Strettamente collegato alle preoccupazioni sopra espresse è il recente dibattito sulla legge 185/1990, che regola l’esportazione di armi italiane, imponendo la trasparenza sulle vendite all’estero. Il Parlamento sta affrontando una proposta che ne ridurrebbe la capacità di controllo, limitando gli obblighi di trasparenza bancaria. È evidente che i flussi delle vendite sarebbero sempre più difficili da rintracciare.

Oltre alla povertà e alle catastrofi naturali, sono le guerre che danno inizio al fenomeno migratorio. Siamo convinte che ignorare il collegamento fra conflitti e migrazioni non potrà che produrre politiche di ansia securitaria, decisamente inefficaci a risolvere entrambi i fenomeni.

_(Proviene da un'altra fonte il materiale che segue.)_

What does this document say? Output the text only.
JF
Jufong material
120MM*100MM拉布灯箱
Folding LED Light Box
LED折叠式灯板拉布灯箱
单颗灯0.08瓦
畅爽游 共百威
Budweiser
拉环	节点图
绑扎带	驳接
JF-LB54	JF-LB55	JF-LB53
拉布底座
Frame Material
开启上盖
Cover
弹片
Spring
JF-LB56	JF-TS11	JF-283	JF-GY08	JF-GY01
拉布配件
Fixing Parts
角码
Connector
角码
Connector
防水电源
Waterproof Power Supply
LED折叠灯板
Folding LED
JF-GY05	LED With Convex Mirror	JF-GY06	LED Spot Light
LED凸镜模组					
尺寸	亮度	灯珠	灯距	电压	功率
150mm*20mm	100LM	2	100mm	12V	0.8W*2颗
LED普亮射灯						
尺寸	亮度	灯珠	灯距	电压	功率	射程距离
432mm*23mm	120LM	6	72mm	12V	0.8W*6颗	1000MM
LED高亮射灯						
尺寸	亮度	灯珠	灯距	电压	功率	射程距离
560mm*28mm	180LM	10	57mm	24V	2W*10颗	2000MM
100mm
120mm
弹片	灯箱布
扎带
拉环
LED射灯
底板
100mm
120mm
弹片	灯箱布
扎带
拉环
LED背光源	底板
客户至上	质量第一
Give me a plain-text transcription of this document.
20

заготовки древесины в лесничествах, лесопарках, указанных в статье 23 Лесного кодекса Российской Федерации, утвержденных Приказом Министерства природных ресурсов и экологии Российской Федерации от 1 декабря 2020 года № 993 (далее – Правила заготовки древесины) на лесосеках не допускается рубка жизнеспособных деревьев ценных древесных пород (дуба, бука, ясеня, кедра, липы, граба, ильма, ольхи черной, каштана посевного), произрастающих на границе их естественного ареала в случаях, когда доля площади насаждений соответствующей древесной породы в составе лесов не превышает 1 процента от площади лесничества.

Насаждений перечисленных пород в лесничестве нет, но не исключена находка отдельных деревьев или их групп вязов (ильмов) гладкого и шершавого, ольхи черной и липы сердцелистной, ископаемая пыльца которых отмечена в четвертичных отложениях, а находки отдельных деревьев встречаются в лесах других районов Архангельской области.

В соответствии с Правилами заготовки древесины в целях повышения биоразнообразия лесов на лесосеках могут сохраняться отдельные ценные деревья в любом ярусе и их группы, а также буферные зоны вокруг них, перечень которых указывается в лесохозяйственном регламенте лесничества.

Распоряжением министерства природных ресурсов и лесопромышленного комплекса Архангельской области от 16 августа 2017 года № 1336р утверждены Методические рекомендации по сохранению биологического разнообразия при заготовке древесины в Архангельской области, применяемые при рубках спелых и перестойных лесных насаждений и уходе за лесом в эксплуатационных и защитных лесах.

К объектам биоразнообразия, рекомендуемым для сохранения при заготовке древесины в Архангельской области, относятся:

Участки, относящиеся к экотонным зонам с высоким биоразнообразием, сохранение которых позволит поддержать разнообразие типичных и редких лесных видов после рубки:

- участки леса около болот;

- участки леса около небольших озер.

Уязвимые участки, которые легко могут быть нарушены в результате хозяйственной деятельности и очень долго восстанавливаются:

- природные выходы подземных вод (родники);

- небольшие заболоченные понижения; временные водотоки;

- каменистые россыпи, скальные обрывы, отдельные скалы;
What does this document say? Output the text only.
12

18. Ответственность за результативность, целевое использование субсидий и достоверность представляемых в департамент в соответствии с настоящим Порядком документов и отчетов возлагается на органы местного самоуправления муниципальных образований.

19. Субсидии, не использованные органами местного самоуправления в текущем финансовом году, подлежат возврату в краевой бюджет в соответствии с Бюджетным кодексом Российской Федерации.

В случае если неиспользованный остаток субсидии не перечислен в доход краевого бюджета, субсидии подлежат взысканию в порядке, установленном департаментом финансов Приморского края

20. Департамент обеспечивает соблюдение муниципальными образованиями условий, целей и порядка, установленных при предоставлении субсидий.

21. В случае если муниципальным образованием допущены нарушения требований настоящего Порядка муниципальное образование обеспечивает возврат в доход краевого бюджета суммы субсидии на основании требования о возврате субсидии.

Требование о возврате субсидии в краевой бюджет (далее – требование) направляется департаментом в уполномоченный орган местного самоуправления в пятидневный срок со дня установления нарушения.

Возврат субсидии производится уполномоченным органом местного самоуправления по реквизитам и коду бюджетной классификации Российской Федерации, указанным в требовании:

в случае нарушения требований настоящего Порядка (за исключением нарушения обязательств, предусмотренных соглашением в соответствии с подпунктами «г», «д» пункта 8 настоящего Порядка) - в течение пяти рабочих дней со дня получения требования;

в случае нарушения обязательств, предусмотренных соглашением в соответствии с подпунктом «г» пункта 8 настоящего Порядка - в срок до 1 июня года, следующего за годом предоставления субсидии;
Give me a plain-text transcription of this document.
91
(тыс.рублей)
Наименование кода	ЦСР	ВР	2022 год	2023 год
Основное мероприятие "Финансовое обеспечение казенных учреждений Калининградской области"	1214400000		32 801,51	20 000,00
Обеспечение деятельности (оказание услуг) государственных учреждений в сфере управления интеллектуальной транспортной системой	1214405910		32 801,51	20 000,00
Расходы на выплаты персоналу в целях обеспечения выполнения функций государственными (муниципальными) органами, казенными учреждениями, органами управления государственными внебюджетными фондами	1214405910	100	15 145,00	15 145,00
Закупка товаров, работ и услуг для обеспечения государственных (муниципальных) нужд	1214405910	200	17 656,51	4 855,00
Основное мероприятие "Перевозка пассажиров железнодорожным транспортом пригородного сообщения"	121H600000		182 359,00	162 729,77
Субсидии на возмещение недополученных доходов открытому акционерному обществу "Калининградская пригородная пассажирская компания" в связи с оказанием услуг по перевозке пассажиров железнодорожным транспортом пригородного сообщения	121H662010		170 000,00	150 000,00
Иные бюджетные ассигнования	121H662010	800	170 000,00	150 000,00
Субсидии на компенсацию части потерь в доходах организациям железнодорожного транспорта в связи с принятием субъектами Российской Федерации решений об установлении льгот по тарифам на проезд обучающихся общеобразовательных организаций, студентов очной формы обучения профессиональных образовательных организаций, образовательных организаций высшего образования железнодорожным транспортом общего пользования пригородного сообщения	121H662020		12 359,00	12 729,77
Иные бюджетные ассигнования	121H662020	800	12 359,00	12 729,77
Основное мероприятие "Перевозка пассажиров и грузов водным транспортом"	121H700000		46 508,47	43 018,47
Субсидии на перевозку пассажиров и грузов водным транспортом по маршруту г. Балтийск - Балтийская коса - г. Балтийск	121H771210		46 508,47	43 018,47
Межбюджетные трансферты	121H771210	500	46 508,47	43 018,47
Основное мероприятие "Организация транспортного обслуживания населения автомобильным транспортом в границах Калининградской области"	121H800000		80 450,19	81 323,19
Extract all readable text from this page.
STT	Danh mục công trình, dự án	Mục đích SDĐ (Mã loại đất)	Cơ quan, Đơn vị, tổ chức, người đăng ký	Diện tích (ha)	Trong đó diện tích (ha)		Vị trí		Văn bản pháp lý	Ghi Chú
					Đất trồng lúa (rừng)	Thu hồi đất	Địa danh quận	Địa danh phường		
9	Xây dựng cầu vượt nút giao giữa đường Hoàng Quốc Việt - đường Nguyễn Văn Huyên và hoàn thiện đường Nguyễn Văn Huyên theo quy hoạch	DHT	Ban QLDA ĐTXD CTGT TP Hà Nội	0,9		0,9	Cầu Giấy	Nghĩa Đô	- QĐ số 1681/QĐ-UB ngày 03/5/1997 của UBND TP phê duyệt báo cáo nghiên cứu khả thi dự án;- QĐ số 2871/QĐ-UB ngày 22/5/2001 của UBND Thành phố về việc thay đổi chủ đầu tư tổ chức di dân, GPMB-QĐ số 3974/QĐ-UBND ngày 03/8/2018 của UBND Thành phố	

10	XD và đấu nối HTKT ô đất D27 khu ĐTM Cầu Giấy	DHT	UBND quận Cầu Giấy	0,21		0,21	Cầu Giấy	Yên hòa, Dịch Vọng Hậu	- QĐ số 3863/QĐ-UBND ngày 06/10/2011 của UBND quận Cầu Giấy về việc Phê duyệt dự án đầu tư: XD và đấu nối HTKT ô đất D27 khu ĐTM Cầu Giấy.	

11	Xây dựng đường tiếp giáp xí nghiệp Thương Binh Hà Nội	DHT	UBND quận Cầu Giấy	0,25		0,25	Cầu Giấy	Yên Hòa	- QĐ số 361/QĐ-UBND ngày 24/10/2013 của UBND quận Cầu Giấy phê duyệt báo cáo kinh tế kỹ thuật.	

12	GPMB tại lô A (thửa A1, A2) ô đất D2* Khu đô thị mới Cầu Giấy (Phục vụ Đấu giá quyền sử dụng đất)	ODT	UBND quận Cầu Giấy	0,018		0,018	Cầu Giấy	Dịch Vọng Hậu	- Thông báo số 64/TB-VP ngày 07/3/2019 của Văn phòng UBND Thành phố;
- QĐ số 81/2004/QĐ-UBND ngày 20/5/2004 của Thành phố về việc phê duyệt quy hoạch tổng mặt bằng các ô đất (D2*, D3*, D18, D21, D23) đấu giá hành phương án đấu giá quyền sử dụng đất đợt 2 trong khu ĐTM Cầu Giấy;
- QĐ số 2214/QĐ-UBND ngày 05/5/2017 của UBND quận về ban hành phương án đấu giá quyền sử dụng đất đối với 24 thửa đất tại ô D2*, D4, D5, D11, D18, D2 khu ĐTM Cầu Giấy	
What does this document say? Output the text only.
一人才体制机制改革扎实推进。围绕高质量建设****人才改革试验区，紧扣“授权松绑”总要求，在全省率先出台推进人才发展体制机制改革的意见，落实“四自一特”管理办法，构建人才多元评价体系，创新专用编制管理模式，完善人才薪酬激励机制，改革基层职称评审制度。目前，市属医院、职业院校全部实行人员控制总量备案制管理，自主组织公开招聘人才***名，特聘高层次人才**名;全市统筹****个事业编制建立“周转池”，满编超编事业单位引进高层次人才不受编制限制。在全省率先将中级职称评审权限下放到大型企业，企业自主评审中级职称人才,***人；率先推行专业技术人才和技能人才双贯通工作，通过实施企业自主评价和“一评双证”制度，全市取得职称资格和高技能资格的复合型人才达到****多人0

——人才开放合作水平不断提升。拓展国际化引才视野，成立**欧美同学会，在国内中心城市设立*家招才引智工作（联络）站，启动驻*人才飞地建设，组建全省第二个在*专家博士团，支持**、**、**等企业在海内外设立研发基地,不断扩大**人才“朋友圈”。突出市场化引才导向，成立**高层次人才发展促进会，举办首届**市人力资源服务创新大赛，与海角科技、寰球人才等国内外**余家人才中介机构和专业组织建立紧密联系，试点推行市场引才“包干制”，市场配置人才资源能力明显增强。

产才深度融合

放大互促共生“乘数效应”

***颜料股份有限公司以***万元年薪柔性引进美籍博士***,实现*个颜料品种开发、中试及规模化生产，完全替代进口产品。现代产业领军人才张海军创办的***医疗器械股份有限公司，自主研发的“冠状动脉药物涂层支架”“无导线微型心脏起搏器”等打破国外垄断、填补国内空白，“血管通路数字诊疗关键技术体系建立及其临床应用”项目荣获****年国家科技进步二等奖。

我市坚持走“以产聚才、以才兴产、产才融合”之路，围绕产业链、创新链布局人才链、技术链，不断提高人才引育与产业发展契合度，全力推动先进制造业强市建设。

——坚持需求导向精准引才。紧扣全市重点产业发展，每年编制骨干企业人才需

Anche per questo siamo tornate in strada a chiedere che la tregua a Gaza sia un vero passo verso la liberazione dall’apartheid dei gazawi e dei palestinesi della Cisgiordania. Siamo in strada a chiedere che il piano di pace per l’Ucraina sia elaborato da tutti i protagonisti coinvolti. Chiediamo a chi legge i nostri cartelli di pace che ci aiutino a far sì che la guerra diventi l’affare meno remunerativo che si possa intraprendere.

Ogni mercoledì pomeriggio siamo al Caffè sociale a ricamare i nomi dei bambini e delle bambine mortə a Gaza. Mentre ricamiamo parliamo e costruiamo nuovi modi possibili: aspettiamo chiunque intenda farsi portavoce di giustizia sociale e di pace.